Les publications sur la petite enfance sont actuellement innombrables. L’image du « bébé cadum » née aux États-Unis au début de ce siècle, a été relayée dans les médias par une soif d’informations sur ce bébé qui est devenu compétent, témoin ce film dense de B. Martino diffusé sur TF1 en 1984 Le bébé est une personne (texte chez Balland, 1987). Les livres grand public se multiplient, alors que la recherche se développe dans des perspectives bien différentes : c’est une caractéristique de ce thème, très vaste, trop vaste. Quelques pistes, liées à ma trajectoire…
Le bébé est « un étranger à demeure » selon la belle expression d'Anne Bouchard-Godard : si proche de nous, il est pourtant dans un monde dont nous avons perdu l’idée même de son climat. Le bébé a beaucoup été considéré comme une « masse de réflexes », cette perception est malgré tout encore tenace chez nous, contrebalancée qu’elle est par une tendance à l’idéaliser.
Montaigne et même Rousseau se préoccupaient peu de la vie de leurs enfants en nourrice, la mortalité infantile était énorme. Notre culture n’a ensuite reconnu l’idée d’une spécificité de la petite enfance qu’en l’opposant à l’adulte, à l’animal, à l’homme primitif. Avec S. Freud la régression de l’adulte permet d’inférer une vie psychique au nourrisson, avec Jean Piaget le nourrisson observé montre la complexité du développement de l’intelligence humaine alors qu’Henri Wallon s’attache à le comprendre comme être social, différent du « primitif ». Philippe Ariès a ensuite ouvert l’étude de sa place historique (il cite le journal d’Héroard sur la petite enfance de Louis XIII, décoiffant !)1.
Dans cette évolution, quelques noms… Avec l’extension de la psychanalyse en direction des jeunes enfants Melanie Klein a d’abord mis en évidence l’existence d’un monde interne bien loin de l’image d’un « bébé rose », sans conflictualité et sans anxiété.
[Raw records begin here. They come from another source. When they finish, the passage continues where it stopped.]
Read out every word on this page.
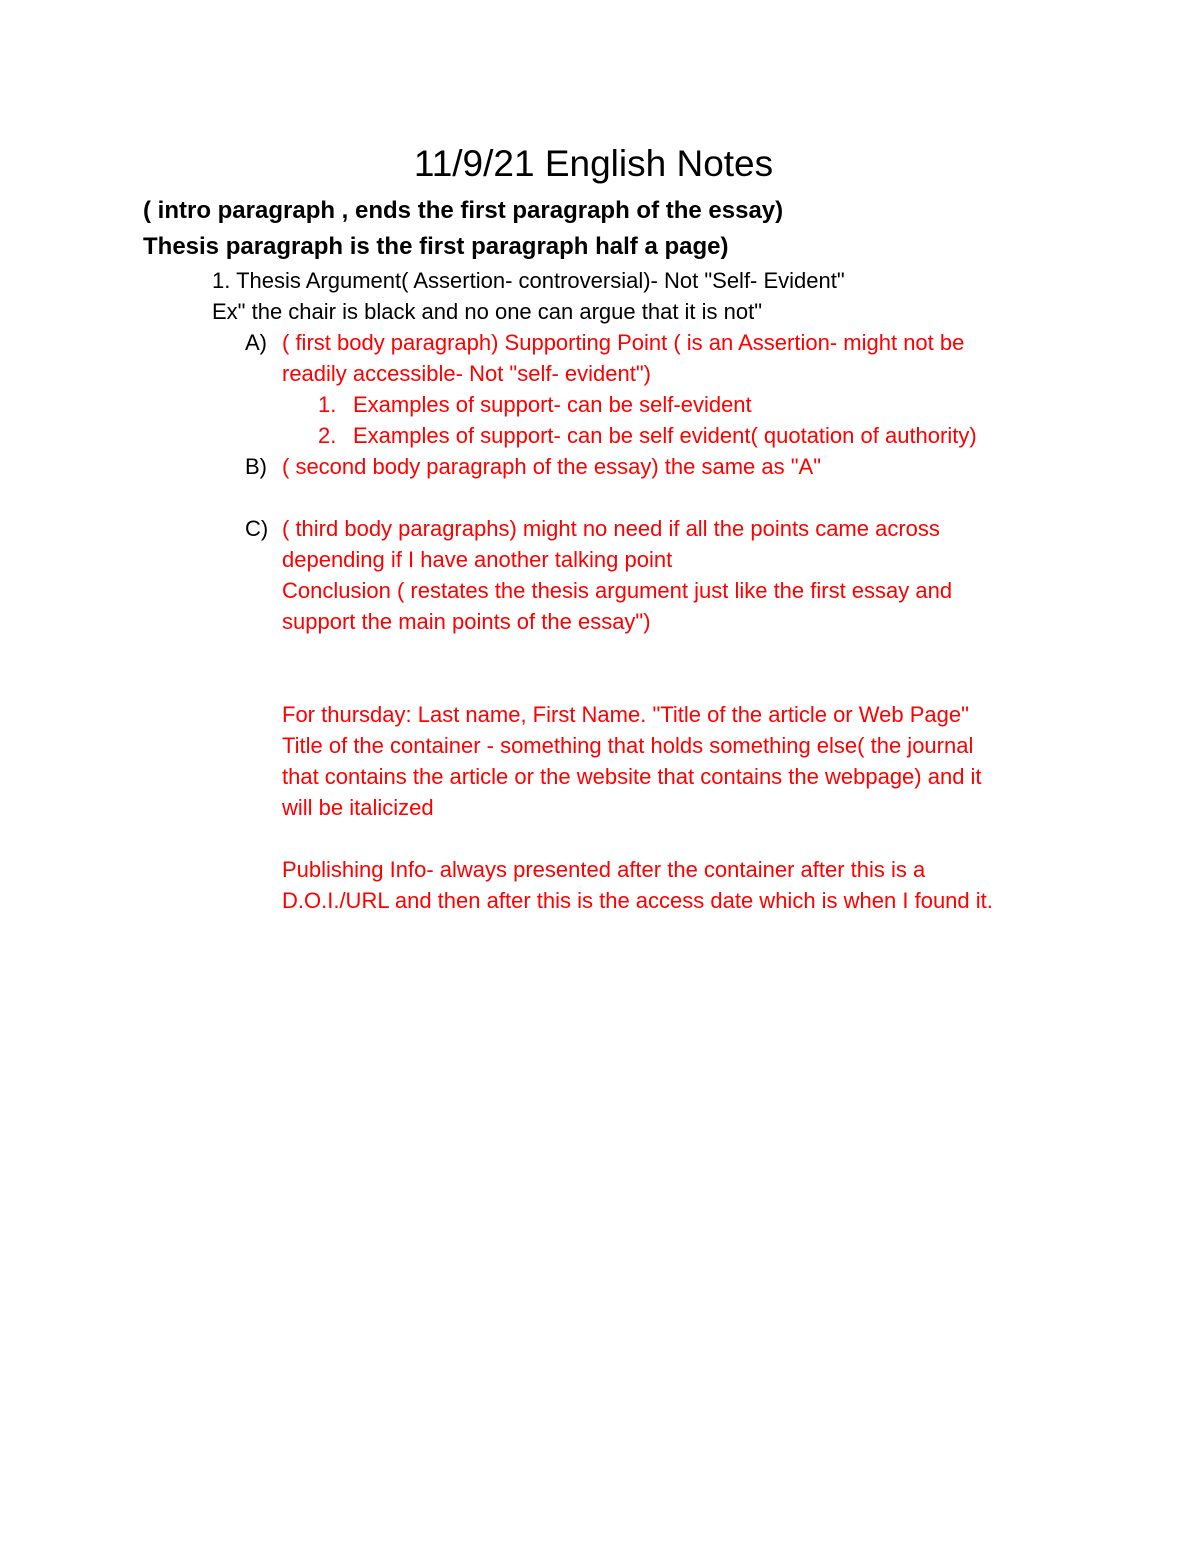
11/9/21 English Notes
( intro paragraph , ends the first paragraph of the essay)
Thesis paragraph is the first paragraph half a page)
1. Thesis Argument( Assertion- controversial)- Not "Self- Evident"
Ex" the chair is black and no one can argue that it is not"
A) ( first body paragraph) Supporting Point ( is an Assertion- might not be
readily accessible- Not "self- evident")
1. Examples of support- can be self-evident
2. Examples of support- can be self evident( quotation of authority)
B) ( second body paragraph of the essay) the same as "A"
C) ( third body paragraphs) might no need if all the points came across
depending if I have another talking point
Conclusion ( restates the thesis argument just like the first essay and
support the main points of the essay")
For thursday: Last name, First Name. "Title of the article or Web Page"
Title of the container - something that holds something else( the journal
that contains the article or the website that contains the webpage) and it
will be italicized
Publishing Info- always presented after the container after this is a
D.O.I./URL and then after this is the access date which is when I found it.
D.W. Winnicott s’est ensuite plus centré sur ce lien ténu du tout-petit avec son « environnement-mère » tandis que John Bowlby et René Spitz ont secoué les consciences de l’après-guerre pour pointer les risques en collectivité de carence affective due à l’absence de la mère. Influence de la systémie et de l’éthologie, cette même relation à la mère a beaucoup été étudiée après, outre-Atlantique, en termes d’interaction, alors que Françoise Dolto en France a défendu avec pugnacité la conception du petit enfant « être de langage », de désir.
Le paysage français est riche, il suit l’évolution de l’attention aux bébés dans nos institutions et nos pratiques.
Quelques repères schématiques… Jeanne Aubry, Geneviève Appell, Myriam David et Michel Soulé2 ont beaucoup travaillé dans cette voie en mettant l’accent sur les problèmes de carence. L’influence de la psychologie du développement a été importante dans le milieu éducatif : le test intellectuel de Brunet-Lézine (1952, 1965) est contemporain de l’introduction de la psychologie et des psychologues en crèche3, les relations entre pairs sont aussi particulièrement étudiées. Après 1968, la « naissance sans violence » (1974), l’haptonomie, la création de la Maison Verte (1979), les progrès de la néonatologie, différentes recherches ou innovations ont été transcrites dans Les Cahiers du nouveau-né4. Au congrès de psychiatrie du nourrisson à Cannes en 1983, T. B. Brazelton est venu. Le courant des interactions précoces se développe en s’efforçant par contre d’inclure sous l’influence de Serge Lebovici et Bertrand Cramer la dimension fantasmatique. En 1979, la Nouvelle revue de psychanalyse a rendu compte d’un débat : s’il paraît maintenant entendu qu’il est vain de rechercher l’origine directe, de visu, des principaux mécanismes pathologiques chez le bébé, la question des influences entre données comportementales et psychanalyse reste ouverte. En 1990, le succès du colloque « La révolution à petit pas », en référence à F. Dolto, consacre son influence auprès du public. Au total, l’optique au début surtout sanitaire et de dépistage a fait place à une perspective de prévention, avec toutes les difficultés que l’on imagine pour tenir ce cap et pour réaliser la complexité des besoins des bébés et de leur entourage.
L’observation est souvent utilisée pour approcher le jeune enfant, sa méthodologie varie ainsi suivant les différentes tendances de la psychologie… Elle a aussi un sens différent quand sa finalité est plutôt celle de la recherche, celle du soin, en thérapie ou en collectivité, ou bien celle d’une formation personnelle comme dans l’approche psychanalytique d’Esther Bick (qui m’a personnellement beaucoup apporté). Il est possible que le primat que notre culture accorde au visuel nous empêche maintenant d’aller plus avant pour rencontrer « cet inconnu parmi nous ».